Follow repository guidelines (`AGENTS.md`, copilot instructions). Checklist before proposing a PR:

1. Implement Rust function(s) (no `unsafe`)
2. Register via `wrap_pyfunction!` in `src/lib.rs`
3. Export in `python/eo_processor/__init__.py`
4. Add type stubs in `python/eo_processor/__init__.pyi`
5. Add tests (`tests/test_<feature>.py`) including edge cases & NaN handling
6. Update README (API Summary, examples, formulas)
7. Run:
   - `cargo fmt`
   - `cargo clippy -- -D warnings`
   - `cargo test` (if Rust tests)
   - `pytest`
   - `tox -e coverage`
   - `ruff` and `mypy` (if configured)
8. Update version if public API added (minor bump)
9. Regenerate coverage badge if changed
10. Confirm no secrets / large binaries staged

Commit message pattern:

```
<type>(scope): concise summary

Optional rationale, benchmarks, references
```

Types: feat, fix, perf, docs, test, chore, build, ci

Example:
```
feat(indices): add Green Chlorophyll Index (GCI)

Implements 1D/2D dispatch, tests, docs, benchmark entry.
```

---

## Semantic Versioning

- Patch: Internal fixes, refactors, docs only
- Minor: New functions (backward-compatible)
- Major: Breaking changes (signature changes, removals)

---

## Roadmap (Indicative)

- Additional spectral indices (future: NBR derivatives, custom moisture composites)
- Sliding window / neighborhood statistics (mean, variance)
- Optional multithread strategies for very large temporal cubes
- Expanded masking (boolean predicate composition)
- Extended change metrics (ΔNDMI, fractional vegetation cover)

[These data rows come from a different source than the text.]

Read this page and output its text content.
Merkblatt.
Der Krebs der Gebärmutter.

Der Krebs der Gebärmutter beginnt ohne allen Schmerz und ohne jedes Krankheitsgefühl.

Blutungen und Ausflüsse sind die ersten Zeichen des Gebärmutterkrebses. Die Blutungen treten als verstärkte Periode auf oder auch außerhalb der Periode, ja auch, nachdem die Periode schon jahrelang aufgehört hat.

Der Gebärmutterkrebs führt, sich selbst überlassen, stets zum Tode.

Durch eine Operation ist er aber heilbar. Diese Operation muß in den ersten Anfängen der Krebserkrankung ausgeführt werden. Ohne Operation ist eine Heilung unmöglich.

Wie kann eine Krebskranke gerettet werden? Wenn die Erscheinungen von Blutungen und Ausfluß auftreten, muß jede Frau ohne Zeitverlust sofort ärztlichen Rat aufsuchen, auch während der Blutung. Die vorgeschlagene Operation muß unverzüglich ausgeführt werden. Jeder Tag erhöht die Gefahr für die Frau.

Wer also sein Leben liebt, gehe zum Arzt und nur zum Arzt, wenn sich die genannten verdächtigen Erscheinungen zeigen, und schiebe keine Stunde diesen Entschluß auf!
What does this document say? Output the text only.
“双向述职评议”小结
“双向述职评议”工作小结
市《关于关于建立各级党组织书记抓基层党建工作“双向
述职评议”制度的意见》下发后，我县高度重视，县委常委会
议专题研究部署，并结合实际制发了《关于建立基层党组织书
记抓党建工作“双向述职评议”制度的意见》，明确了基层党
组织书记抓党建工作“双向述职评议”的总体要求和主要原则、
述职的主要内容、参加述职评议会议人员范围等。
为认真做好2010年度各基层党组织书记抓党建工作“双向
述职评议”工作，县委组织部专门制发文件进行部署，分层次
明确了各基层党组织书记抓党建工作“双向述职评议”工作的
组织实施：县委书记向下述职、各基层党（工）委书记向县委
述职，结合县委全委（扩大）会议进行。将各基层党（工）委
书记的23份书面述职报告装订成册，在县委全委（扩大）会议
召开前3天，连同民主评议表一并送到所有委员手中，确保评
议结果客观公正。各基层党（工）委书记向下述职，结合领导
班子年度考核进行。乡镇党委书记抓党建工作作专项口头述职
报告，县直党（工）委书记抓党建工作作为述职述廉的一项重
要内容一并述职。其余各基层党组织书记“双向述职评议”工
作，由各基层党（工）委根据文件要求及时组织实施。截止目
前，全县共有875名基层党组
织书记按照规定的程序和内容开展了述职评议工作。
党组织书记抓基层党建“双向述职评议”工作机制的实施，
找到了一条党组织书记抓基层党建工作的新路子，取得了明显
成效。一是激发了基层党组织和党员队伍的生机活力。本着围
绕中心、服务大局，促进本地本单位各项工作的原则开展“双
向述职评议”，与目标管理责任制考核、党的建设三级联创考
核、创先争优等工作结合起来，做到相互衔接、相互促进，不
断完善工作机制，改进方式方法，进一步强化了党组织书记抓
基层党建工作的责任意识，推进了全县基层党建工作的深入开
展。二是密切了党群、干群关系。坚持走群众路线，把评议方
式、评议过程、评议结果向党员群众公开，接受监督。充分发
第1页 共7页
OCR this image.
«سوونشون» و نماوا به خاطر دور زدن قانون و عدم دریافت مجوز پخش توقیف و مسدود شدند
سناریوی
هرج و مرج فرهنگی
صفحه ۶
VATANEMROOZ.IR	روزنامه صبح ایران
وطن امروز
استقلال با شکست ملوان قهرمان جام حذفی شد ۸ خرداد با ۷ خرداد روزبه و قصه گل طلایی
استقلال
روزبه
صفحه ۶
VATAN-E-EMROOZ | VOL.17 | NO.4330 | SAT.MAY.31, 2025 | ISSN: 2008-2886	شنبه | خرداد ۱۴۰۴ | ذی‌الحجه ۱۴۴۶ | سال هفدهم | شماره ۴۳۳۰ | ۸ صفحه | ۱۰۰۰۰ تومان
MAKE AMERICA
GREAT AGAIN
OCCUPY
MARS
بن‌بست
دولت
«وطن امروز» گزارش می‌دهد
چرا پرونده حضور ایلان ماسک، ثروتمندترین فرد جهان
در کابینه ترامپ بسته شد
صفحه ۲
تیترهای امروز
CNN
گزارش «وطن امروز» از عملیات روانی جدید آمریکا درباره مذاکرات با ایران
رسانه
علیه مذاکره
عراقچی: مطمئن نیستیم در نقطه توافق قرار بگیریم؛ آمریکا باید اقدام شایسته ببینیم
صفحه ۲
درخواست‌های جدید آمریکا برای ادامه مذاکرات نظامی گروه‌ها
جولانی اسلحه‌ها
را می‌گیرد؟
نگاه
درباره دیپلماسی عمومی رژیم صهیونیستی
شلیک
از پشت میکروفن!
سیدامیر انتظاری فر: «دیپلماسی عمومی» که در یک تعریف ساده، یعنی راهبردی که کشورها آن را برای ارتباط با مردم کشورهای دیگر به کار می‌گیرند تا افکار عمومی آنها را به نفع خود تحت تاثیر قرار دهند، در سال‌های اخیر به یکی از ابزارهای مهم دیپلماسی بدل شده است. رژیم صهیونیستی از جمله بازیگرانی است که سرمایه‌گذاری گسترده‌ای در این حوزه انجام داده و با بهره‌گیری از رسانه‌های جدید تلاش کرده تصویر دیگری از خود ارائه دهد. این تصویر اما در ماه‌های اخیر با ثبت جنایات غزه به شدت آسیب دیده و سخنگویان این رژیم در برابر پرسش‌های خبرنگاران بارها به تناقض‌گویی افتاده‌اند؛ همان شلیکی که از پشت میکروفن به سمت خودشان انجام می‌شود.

(Items requiring strategic design will request human review before implementation.)

---

## Scientific Citation

```bibtex
@software{eo_processor,
  title   = {eo-processor: High-performance Rust UDFs for Earth Observation},
  author  = {Ben Smith},
  year    = {2025},
  url     = {https://github.com/BnJam/eo-processor}
}
```

---

## License

MIT License – see `LICENSE`.

---

## Disclaimer

Core library focuses on computational primitives. It does NOT perform:
- Sensor-specific radiometric calibration
- Atmospheric correction
- CRS reprojection / spatial indexing
- Cloud/shadow detection algorithms beyond simple masking
- Data acquisition / I/O orchestration

Integrate with domain tools (rasterio, xarray, dask, geopandas) for full pipelines.

---

## Support

Open issues for bugs or enhancements. Provide:
- Reproducible snippet
- Input shapes / dtypes
- Expected vs actual output
- Benchmark data (if performance-related)

---



---

## Acknowledgements

Built with PyO3, NumPy, ndarray, and Rayon.
Thanks to the scientific EO community for standardized index formulations.

---

Enjoy fast, reproducible Earth Observation processing!